Que balanço é possível fazer do projeto Alqueva, em todas as suas vertentes, desde que se fecharam as comportas da barragem, em 2002? Que impacto teve e tem este projeto no PIB e na sustentabilidade da região? um estudo de 2015 coordenado pelo professor Augusto Mateus estimou que o valor bruto da produção praticamente sextuplique e que o Valor Acrescentado Bruto (VAB) aumente 10 vezes por via do projeto de Alqueva.
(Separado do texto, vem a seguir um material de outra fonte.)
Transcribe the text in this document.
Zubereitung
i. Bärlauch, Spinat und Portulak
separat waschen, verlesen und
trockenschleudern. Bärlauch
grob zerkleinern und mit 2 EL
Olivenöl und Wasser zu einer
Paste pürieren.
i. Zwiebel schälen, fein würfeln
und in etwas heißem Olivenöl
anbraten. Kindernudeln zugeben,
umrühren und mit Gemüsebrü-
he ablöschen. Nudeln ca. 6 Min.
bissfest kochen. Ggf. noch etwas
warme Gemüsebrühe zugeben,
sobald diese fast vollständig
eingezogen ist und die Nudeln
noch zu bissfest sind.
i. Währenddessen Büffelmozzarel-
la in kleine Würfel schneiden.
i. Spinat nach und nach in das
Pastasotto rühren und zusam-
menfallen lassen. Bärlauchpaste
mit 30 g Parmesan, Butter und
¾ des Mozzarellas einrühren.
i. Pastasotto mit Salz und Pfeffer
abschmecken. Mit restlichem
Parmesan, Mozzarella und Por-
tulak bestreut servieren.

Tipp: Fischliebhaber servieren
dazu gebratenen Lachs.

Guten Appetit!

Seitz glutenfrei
Julgo que hoje estas estimativas teriam que ser revistas em alta, face ao retumbante sucesso de adesão ao regadio que, entretanto, se verificou.
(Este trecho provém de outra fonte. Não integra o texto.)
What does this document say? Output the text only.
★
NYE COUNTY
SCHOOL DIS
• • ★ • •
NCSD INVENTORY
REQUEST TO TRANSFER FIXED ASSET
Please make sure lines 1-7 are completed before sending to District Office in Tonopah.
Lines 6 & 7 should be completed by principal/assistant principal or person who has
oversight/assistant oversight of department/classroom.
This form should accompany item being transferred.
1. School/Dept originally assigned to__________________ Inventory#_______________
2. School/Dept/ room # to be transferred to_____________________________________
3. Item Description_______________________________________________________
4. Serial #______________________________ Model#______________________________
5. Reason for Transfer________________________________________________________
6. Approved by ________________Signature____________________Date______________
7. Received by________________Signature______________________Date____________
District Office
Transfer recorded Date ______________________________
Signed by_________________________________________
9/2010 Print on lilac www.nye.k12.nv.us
Em termos de impactos sensíveis no PiB da região em resultado do projeto Alqueva podemos contabilizar mais de 250 milhões de euros, derivados do incremento da atividade agrícola na primeira fase do regadio, registando um aumento da mão-de-obra superior aos 200% e, no setor agroalimentar, estima-se que em cada ano o Empreendimento de Fins Múltiplos de Alqueva, EFMA, tenha como efeito sobre a indústria agroalimentar uma expansão da produção em 250 milhões de euros a que corresponde um acréscimo de VAB de cerca de 56 milhões de euros, um adicional de emprego de quase mil postos de trabalho, mais 12 milhões de euros de impostos e uma melhoria do saldo externo que poderá ascender a cerca de 191 milhões de euros.
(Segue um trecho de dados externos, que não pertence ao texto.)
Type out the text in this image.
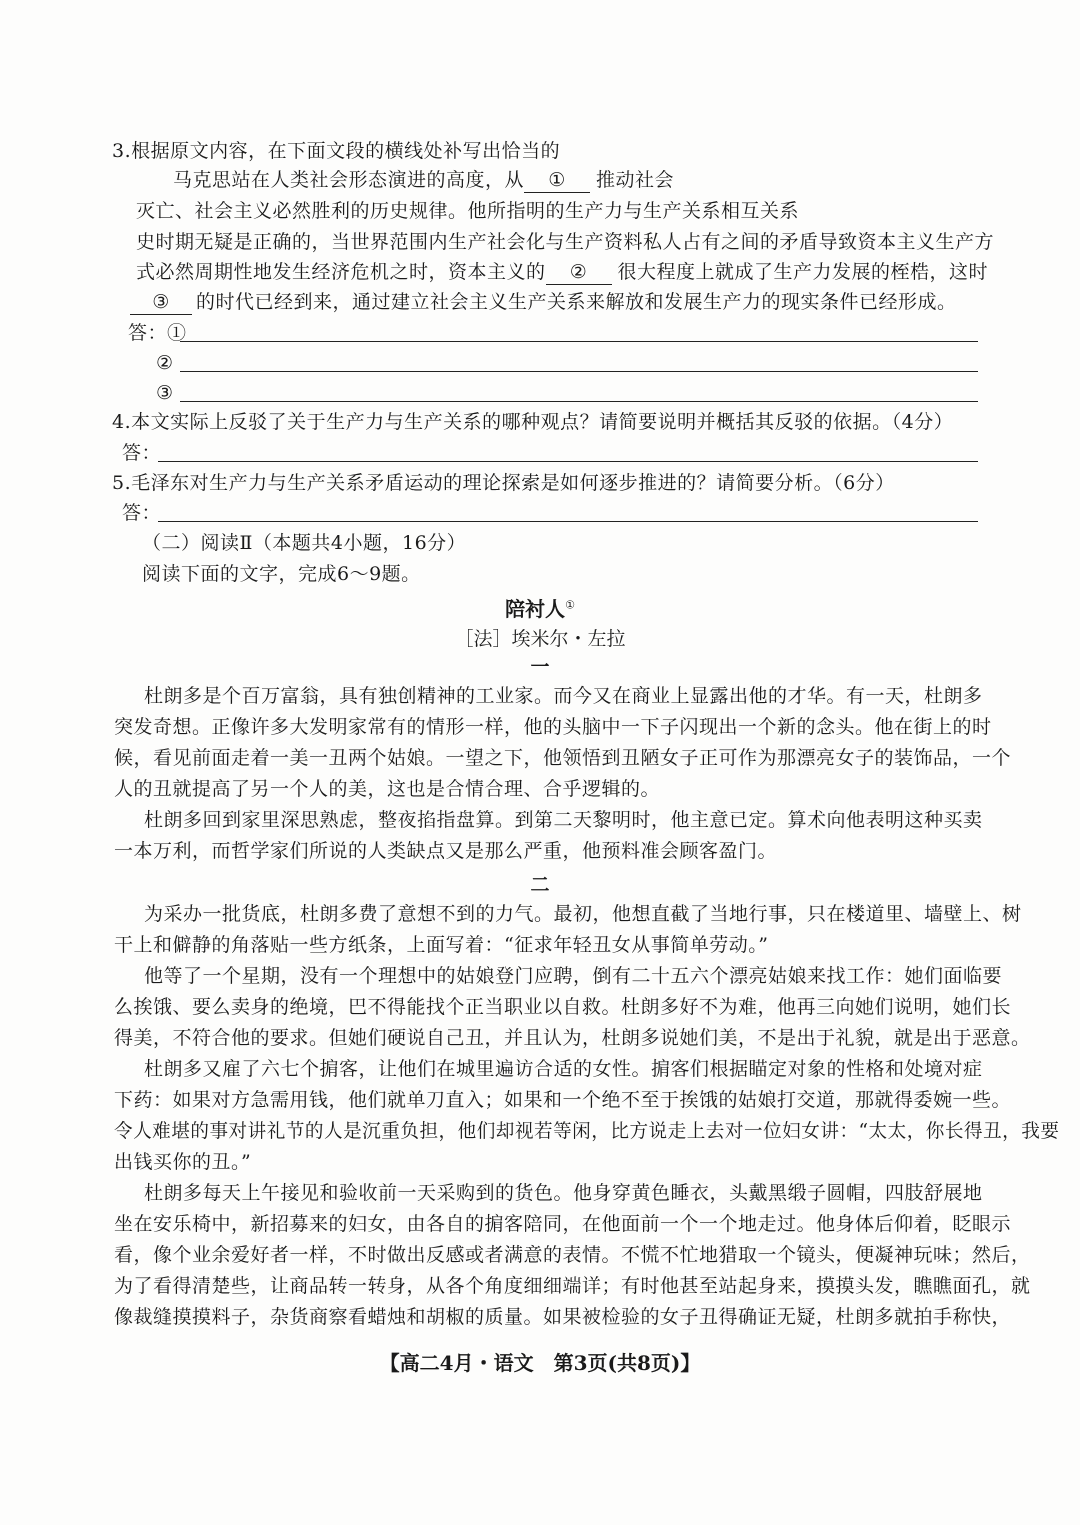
3.根据原文内容，在下面文段的横线处补写出恰当的
马克思站在人类社会形态演进的高度，从 ① 推动社会
灭亡、社会主义必然胜利的历史规律。他所指明的生产力与生产关系相互关系
史时期无疑是正确的，当世界范围内生产社会化与生产资料私人占有之间的矛盾导致资本主义生产方
式必然周期性地发生经济危机之时，资本主义的 ② 很大程度上就成了生产力发展的桎梏，这时
③ 的时代已经到来，通过建立社会主义生产关系来解放和发展生产力的现实条件已经形成。
答：①
②
③
4.本文实际上反驳了关于生产力与生产关系的哪种观点？请简要说明并概括其反驳的依据。（4分）
答：
5.毛泽东对生产力与生产关系矛盾运动的理论探索是如何逐步推进的？请简要分析。（6分）
答：
（二）阅读Ⅱ（本题共4小题，16分）
阅读下面的文字，完成6～9题。
陪衬人①
［法］埃米尔・左拉
一
杜朗多是个百万富翁，具有独创精神的工业家。而今又在商业上显露出他的才华。有一天，杜朗多
突发奇想。正像许多大发明家常有的情形一样，他的头脑中一下子闪现出一个新的念头。他在街上的时
候，看见前面走着一美一丑两个姑娘。一望之下，他领悟到丑陋女子正可作为那漂亮女子的装饰品，一个
人的丑就提高了另一个人的美，这也是合情合理、合乎逻辑的。
杜朗多回到家里深思熟虑，整夜掐指盘算。到第二天黎明时，他主意已定。算术向他表明这种买卖
一本万利，而哲学家们所说的人类缺点又是那么严重，他预料准会顾客盈门。
二
为采办一批货底，杜朗多费了意想不到的力气。最初，他想直截了当地行事，只在楼道里、墙壁上、树
干上和僻静的角落贴一些方纸条，上面写着：“征求年轻丑女从事简单劳动。”
他等了一个星期，没有一个理想中的姑娘登门应聘，倒有二十五六个漂亮姑娘来找工作：她们面临要
么挨饿、要么卖身的绝境，巴不得能找个正当职业以自救。杜朗多好不为难，他再三向她们说明，她们长
得美，不符合他的要求。但她们硬说自己丑，并且认为，杜朗多说她们美，不是出于礼貌，就是出于恶意。
杜朗多又雇了六七个掮客，让他们在城里遍访合适的女性。掮客们根据瞄定对象的性格和处境对症
下药：如果对方急需用钱，他们就单刀直入；如果和一个绝不至于挨饿的姑娘打交道，那就得委婉一些。
令人难堪的事对讲礼节的人是沉重负担，他们却视若等闲，比方说走上去对一位妇女讲：“太太，你长得丑，我要
出钱买你的丑。”
杜朗多每天上午接见和验收前一天采购到的货色。他身穿黄色睡衣，头戴黑缎子圆帽，四肢舒展地
坐在安乐椅中，新招募来的妇女，由各自的掮客陪同，在他面前一个一个地走过。他身体后仰着，眨眼示
看，像个业余爱好者一样，不时做出反感或者满意的表情。不慌不忙地猎取一个镜头，便凝神玩味；然后，
为了看得清楚些，让商品转一转身，从各个角度细细端详；有时他甚至站起身来，摸摸头发，瞧瞧面孔，就
像裁缝摸摸料子，杂货商察看蜡烛和胡椒的质量。如果被检验的女子丑得确证无疑，杜朗多就拍手称快，
【高二4月・语文　第3页(共8页)】
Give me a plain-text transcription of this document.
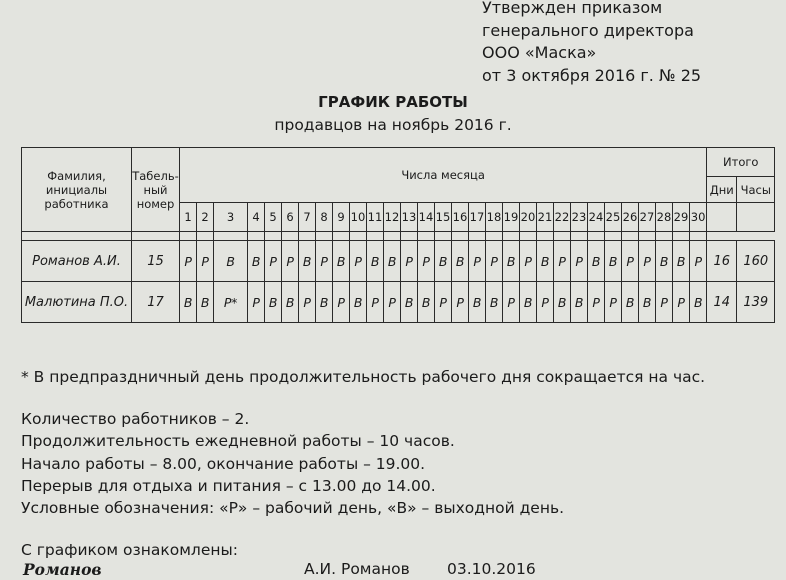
Утвержден приказом
генерального директора
ООО «Маска»
от 3 октября 2016 г. № 25
ГРАФИК РАБОТЫ
продавцов на ноябрь 2016 г.
Фамилия, инициалы работника	Табель-ный номер	Числа месяца																														Итого	
																																Дни	Часы
		1	2	3	4	5	6	7	8	9	10	11	12	13	14	15	16	17	18	19	20	21	22	23	24	25	26	27	28	29	30		

Романов А.И.	15	Р	Р	В	В	Р	Р	В	Р	В	Р	В	В	Р	Р	В	В	Р	Р	В	Р	В	Р	Р	В	В	Р	Р	В	В	Р	16	160
Малютина П.О.	17	В	В	Р*	Р	В	В	Р	В	Р	В	Р	Р	В	В	Р	Р	В	В	Р	В	Р	В	В	Р	Р	В	В	Р	Р	В	14	139
* В предпраздничный день продолжительность рабочего дня сокращается на час.
Количество работников – 2.
Продолжительность ежедневной работы – 10 часов.
Начало работы – 8.00, окончание работы – 19.00.
Перерыв для отдыха и питания – с 13.00 до 14.00.
Условные обозначения: «Р» – рабочий день, «В» – выходной день.
С графиком ознакомлены:
Романов	А.И. Романов 03.10.2016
No setor do turismo o EFMA poderá ter um efeito em termos de produção anual que está a estabilizar em torno de 60 milhões de euros representando um acréscimo de emprego na ordem dos 150 postos de trabalho. No que respeita à produção de energia, o impacto médio deverá andar em torno dos 70-80 milhões de euros por ano.
O que mudou no Alentejo desde então devido a este projeto, sobretudo em termos de volume de produção agrícola, autossuficiência e capacidade exportadora? As estatísticas são reveladoras das mudanças operadas no setor agrícola na região servida por Alqueva. Os dados mais recentes estão sem dúvida associados ao incremento das áreas servidas pelo olival e pelo amendoal, as duas principais culturas impulsionadas por Alqueva, atualmente já com mais de 68 mil hectares e 15 mil hectares, respetivamente, apenas nas zonas geridas diretamente pela EdiA. Este incremento permitiu a Portugal, no que à produção de azeite diz respeito, passar de deficitário a excedentário, com um peso relevante na balança comercial. Portugal passou a ser o sétimo País produtor de azeite a nível mundial, com a particularidade de o azeite português ser considerado entre 90% e 95% de qualidade virgem e extra virgem. No que diz respeito à amêndoa, o aumento da área registada em Alqueva, mesmo não estando toda ainda em plena produção, já permitiu duplicar a produção Nacional. Outras culturas há que fazem parte do leque produtivo regional e produtos de exportação, como são o caso do vinho, da fruta, com especial destaque para a uva de mesa e romã, da cebola e do alho, da abóbora ou do milho.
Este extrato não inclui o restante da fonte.